Sementara itu, warga yang sehat dibolehkan beraktivitas seperti biasa, baik bekerja, sekolah, beribadah, serta aktivitas lainnya. Sehingga orang yang sehat tetap produktif dan bisa menopang kebutuhan pribadinya. Sehingga, munculnya wabah tidak serta merta membebani anggaran negara. Adapun tracing dilakukan dengan menelusuri kontak antara pasien dengan orang lain. Hal ini penting untuk mengetahui potensi penularan wabah. 

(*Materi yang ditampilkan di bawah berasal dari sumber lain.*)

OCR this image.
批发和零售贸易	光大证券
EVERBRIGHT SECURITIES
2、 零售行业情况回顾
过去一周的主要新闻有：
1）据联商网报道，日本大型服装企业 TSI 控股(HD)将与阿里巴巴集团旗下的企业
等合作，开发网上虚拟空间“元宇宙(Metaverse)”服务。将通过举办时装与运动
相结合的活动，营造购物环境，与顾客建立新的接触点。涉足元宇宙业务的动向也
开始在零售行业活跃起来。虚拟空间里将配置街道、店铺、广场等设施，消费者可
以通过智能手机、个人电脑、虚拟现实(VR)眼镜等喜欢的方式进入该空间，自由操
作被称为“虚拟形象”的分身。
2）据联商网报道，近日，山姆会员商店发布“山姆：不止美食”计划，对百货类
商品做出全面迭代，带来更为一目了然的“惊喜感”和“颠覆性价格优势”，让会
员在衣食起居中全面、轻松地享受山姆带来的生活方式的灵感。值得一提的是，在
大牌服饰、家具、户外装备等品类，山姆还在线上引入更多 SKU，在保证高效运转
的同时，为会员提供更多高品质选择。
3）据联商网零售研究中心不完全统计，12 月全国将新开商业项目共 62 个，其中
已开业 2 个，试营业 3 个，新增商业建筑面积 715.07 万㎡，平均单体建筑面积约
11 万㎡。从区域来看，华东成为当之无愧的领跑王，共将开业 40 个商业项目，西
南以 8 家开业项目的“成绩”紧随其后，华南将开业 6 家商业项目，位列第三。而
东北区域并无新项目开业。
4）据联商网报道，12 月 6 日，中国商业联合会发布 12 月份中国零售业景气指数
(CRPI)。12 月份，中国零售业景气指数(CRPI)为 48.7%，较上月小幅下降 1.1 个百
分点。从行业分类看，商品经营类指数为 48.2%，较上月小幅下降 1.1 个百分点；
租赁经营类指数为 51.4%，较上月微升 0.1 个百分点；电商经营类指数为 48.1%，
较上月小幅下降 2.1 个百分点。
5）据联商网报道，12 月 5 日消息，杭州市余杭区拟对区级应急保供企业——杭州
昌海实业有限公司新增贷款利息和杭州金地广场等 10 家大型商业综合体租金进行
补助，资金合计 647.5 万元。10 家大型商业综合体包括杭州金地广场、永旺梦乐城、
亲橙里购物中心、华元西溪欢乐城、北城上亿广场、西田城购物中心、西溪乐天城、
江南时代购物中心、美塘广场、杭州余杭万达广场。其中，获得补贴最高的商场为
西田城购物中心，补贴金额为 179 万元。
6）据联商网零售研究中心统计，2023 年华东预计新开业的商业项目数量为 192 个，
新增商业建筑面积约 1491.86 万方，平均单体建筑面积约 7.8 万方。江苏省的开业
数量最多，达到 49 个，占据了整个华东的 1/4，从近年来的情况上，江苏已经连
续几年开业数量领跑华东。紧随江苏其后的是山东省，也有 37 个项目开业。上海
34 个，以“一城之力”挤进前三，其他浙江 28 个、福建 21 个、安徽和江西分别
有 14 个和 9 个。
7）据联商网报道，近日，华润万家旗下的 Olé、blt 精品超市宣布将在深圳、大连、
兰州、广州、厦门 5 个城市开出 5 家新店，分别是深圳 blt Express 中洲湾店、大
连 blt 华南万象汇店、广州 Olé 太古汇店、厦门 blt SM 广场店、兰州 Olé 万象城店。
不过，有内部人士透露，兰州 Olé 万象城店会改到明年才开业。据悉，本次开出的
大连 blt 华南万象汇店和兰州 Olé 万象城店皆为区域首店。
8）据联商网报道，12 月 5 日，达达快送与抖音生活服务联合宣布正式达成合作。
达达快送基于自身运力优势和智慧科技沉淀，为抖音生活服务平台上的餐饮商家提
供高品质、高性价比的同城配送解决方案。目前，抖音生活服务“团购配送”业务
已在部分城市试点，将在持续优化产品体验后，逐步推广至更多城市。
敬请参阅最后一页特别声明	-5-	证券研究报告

Khilafah juga wajib menjamin kebutuhan pokok rakyat, baik melalui mekanisme nafkah maupun mekanisme pemberian bantuan. Mekanisme nafkah adalah dengan adanya kewajiban bagi semua laki-yang sudah dewasa untuk bekerja dan menafkahi keluarganya. Ini berlaku apabila mereka sehat dan tidak ada halangan syar'i, seperti sakit berat, cacat, terjangkit wabah, atau gila. Jika mekanisme nafkah ini tidak berjalan karena halangan syar'i, maka keluarga, saudara, dan kerabatnya yang wajib memenuhi kebutuhan pokoknya. Jika tidak ada yang mampu, maka kewajiban berpindah ke tangan negara.

Mekanisme bantuan ditempuh khilafah dengan memberikan santunan secara cuma-cuma kepada rakyat yang membutuhkan. Tanpa dilabeli syarat-syarat yang menyulitkan. Dana bantuan untuk rakyat ini diambil dari baitul mal. Khilafah juga mendorong setiap individu rakyat untuk saling tolong-menolong dalam menghadapi wabah. Dan dalam kondisi darurat, khilafah boleh menetapkan kebijakan pajak yang diambil dari para muslim aghniya (orang muslim yang kaya). 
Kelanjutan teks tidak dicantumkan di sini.